Privacy as a privilege and implications for human rights


Is privacy moving from a de jure right to a de facto privilege? And what are the human rights implications of this?
I see an emerging trend where privacy is a luxury. We have two dominant online ecosystems. On one side you have Google/Android which provides outstanding ‘free’ services but makes a considerable amount of money from selling its users’ data. On the other side you have Apple, which has moved towards stronger privacy protections and stated clearly that it makes money from selling hardware and software, not from selling customer data. However, Apple is a premium product compared to the mass of low or no cost Google/Android services and devices. 
This creates a dynamic where privacy becomes a luxury. In the modern economy, online services are essential for participation. So people are presented with a choice – give up your privacy in exchange for services, or pay up for the privilege of additional privacy protections. 
This could have significant impacts on global human rights, because it creates a dichotomy where high income individuals can pay for increased privacy protections, but the global poor are forced to give up their data, and their privacy, for the vital online services which are essential for participation in the modern economy. Their only other option is to not participate in the global economy.

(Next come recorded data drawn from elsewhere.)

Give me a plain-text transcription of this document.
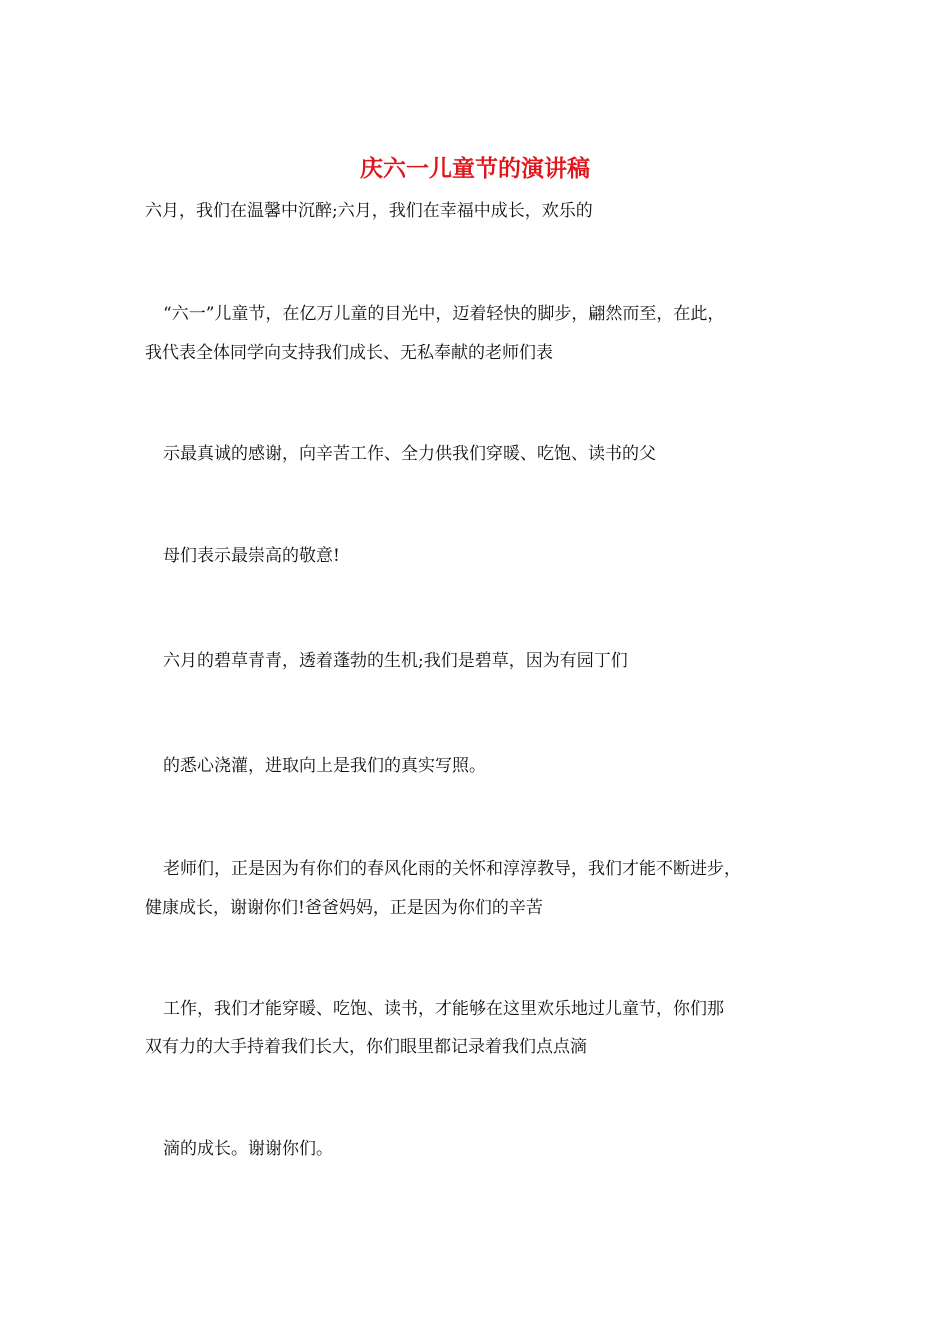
庆六一儿童节的演讲稿
六月，我们在温馨中沉醉;六月，我们在幸福中成长，欢乐的
“六一”儿童节，在亿万儿童的目光中，迈着轻快的脚步，翩然而至，在此，
我代表全体同学向支持我们成长、无私奉献的老师们表
示最真诚的感谢，向辛苦工作、全力供我们穿暖、吃饱、读书的父
母们表示最崇高的敬意!
六月的碧草青青，透着蓬勃的生机;我们是碧草，因为有园丁们
的悉心浇灌，进取向上是我们的真实写照。
老师们，正是因为有你们的春风化雨的关怀和淳淳教导，我们才能不断进步，
健康成长，谢谢你们!爸爸妈妈，正是因为你们的辛苦
工作，我们才能穿暖、吃饱、读书，才能够在这里欢乐地过儿童节，你们那
双有力的大手持着我们长大，你们眼里都记录着我们点点滴
滴的成长。谢谢你们。
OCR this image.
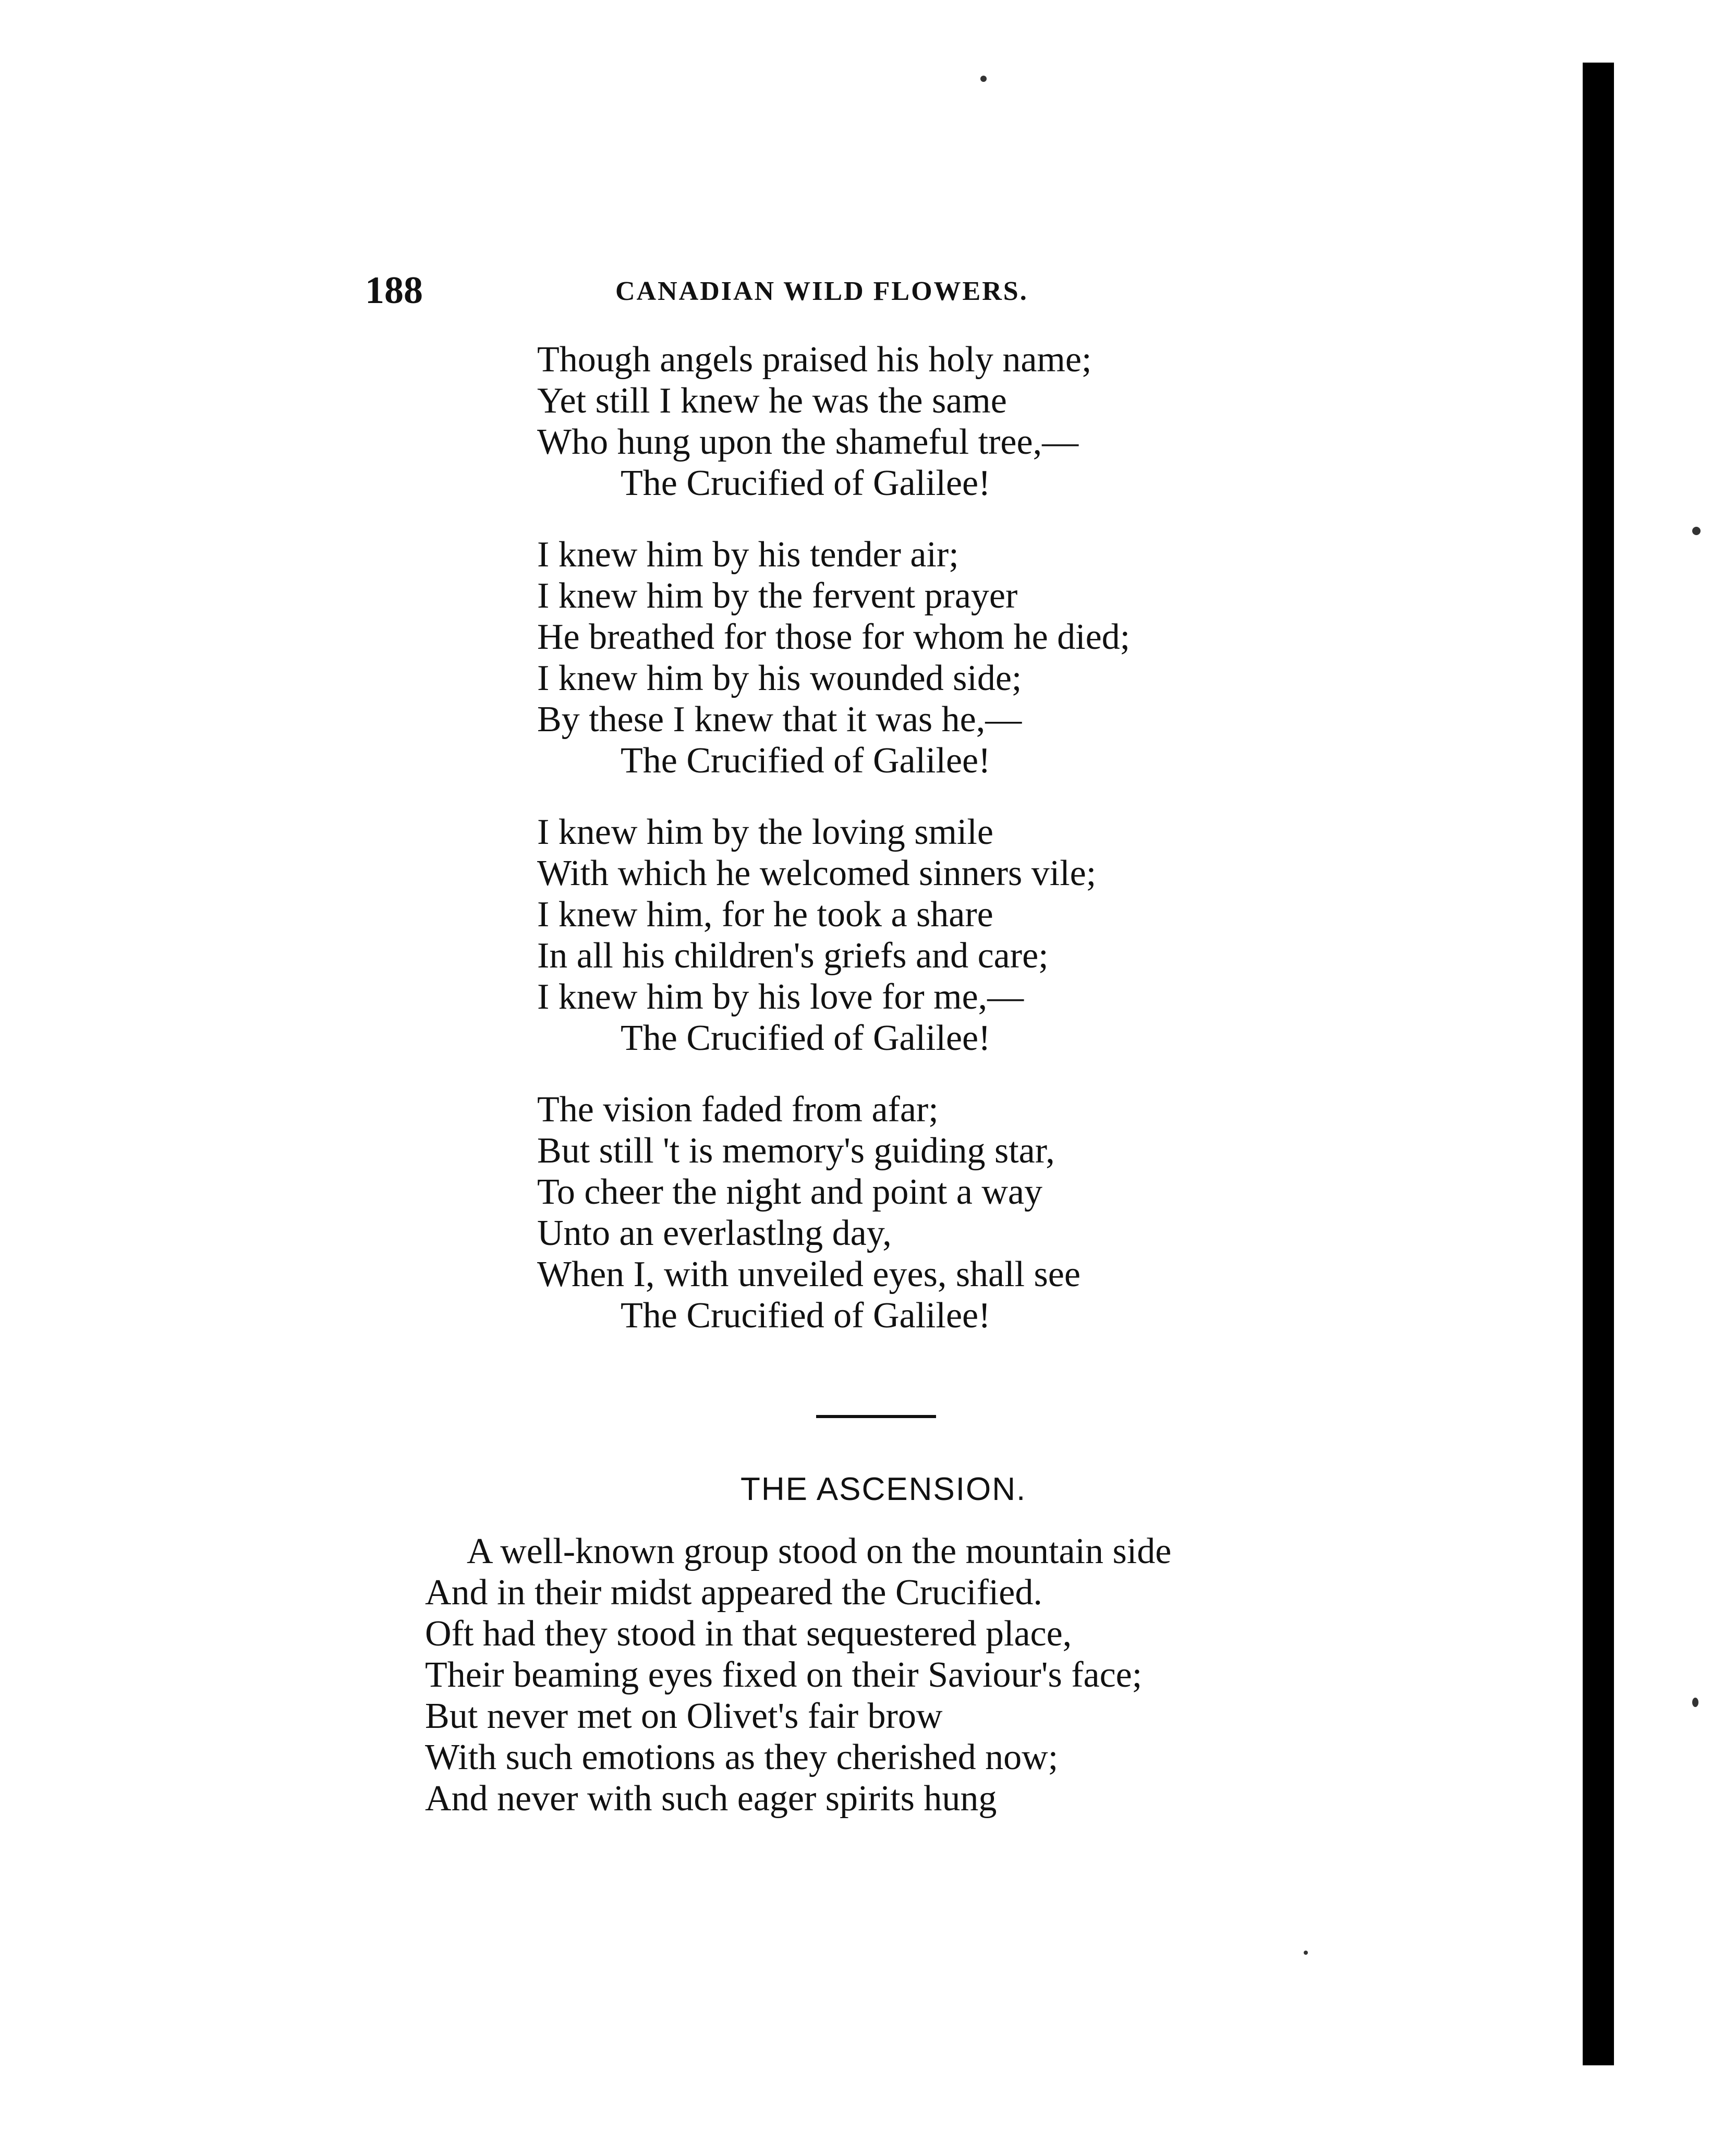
188	CANADIAN WILD FLOWERS.
Though angels praised his holy name;
Yet still I knew he was the same
Who hung upon the shameful tree,—
The Crucified of Galilee!
I knew him by his tender air;
I knew him by the fervent prayer
He breathed for those for whom he died;
I knew him by his wounded side;
By these I knew that it was he,—
The Crucified of Galilee!
I knew him by the loving smile
With which he welcomed sinners vile;
I knew him, for he took a share
In all his children's griefs and care;
I knew him by his love for me,—
The Crucified of Galilee!
The vision faded from afar;
But still 't is memory's guiding star,
To cheer the night and point a way
Unto an everlastlng day,
When I, with unveiled eyes, shall see
The Crucified of Galilee!
THE ASCENSION.
A well-known group stood on the mountain side
And in their midst appeared the Crucified.
Oft had they stood in that sequestered place,
Their beaming eyes fixed on their Saviour's face;
But never met on Olivet's fair brow
With such emotions as they cherished now;
And never with such eager spirits hung
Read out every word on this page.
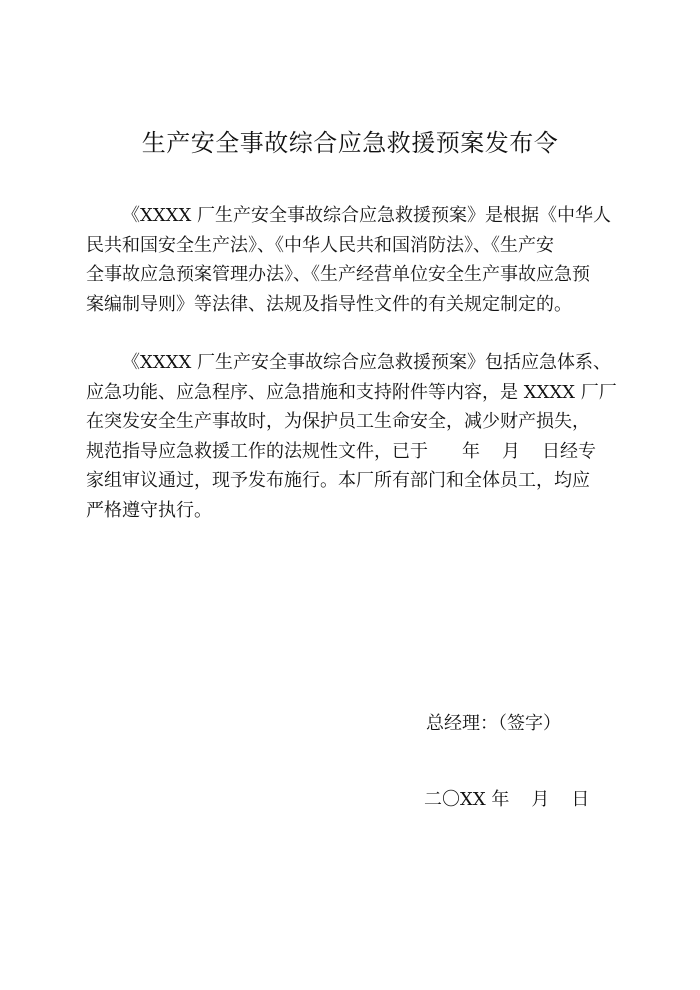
生产安全事故综合应急救援预案发布令
《XXXX 厂生产安全事故综合应急救援预案》是根据《中华人
民共和国安全生产法》、《中华人民共和国消防法》、《生产安
全事故应急预案管理办法》、《生产经营单位安全生产事故应急预
案编制导则》等法律、法规及指导性文件的有关规定制定的。
《XXXX 厂生产安全事故综合应急救援预案》包括应急体系、
应急功能、应急程序、应急措施和支持附件等内容，是 XXXX 厂厂
在突发安全生产事故时，为保护员工生命安全，减少财产损失，
规范指导应急救援工作的法规性文件，已于 年 月 日经专
家组审议通过，现予发布施行。本厂所有部门和全体员工，均应
严格遵守执行。
总经理：（签字）
二〇XX 年 月 日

Can you really have freedom without privacy? I would argue that privacy is an essential and inseperable element of freedom.
Privacy as a privilege creates a sort of nouveau feudalism, where the world’s poor must surrender freedoms to corporations in order to attain services that enable them to prosper.
This seems to call for government or private sector initiatives to provide services to power disadvantaged groups which do not require them to surrender their privacy. Without such a choice, the coercive effects of privacy as a privilege will create new, troubling inequities between the global haves and global have nots.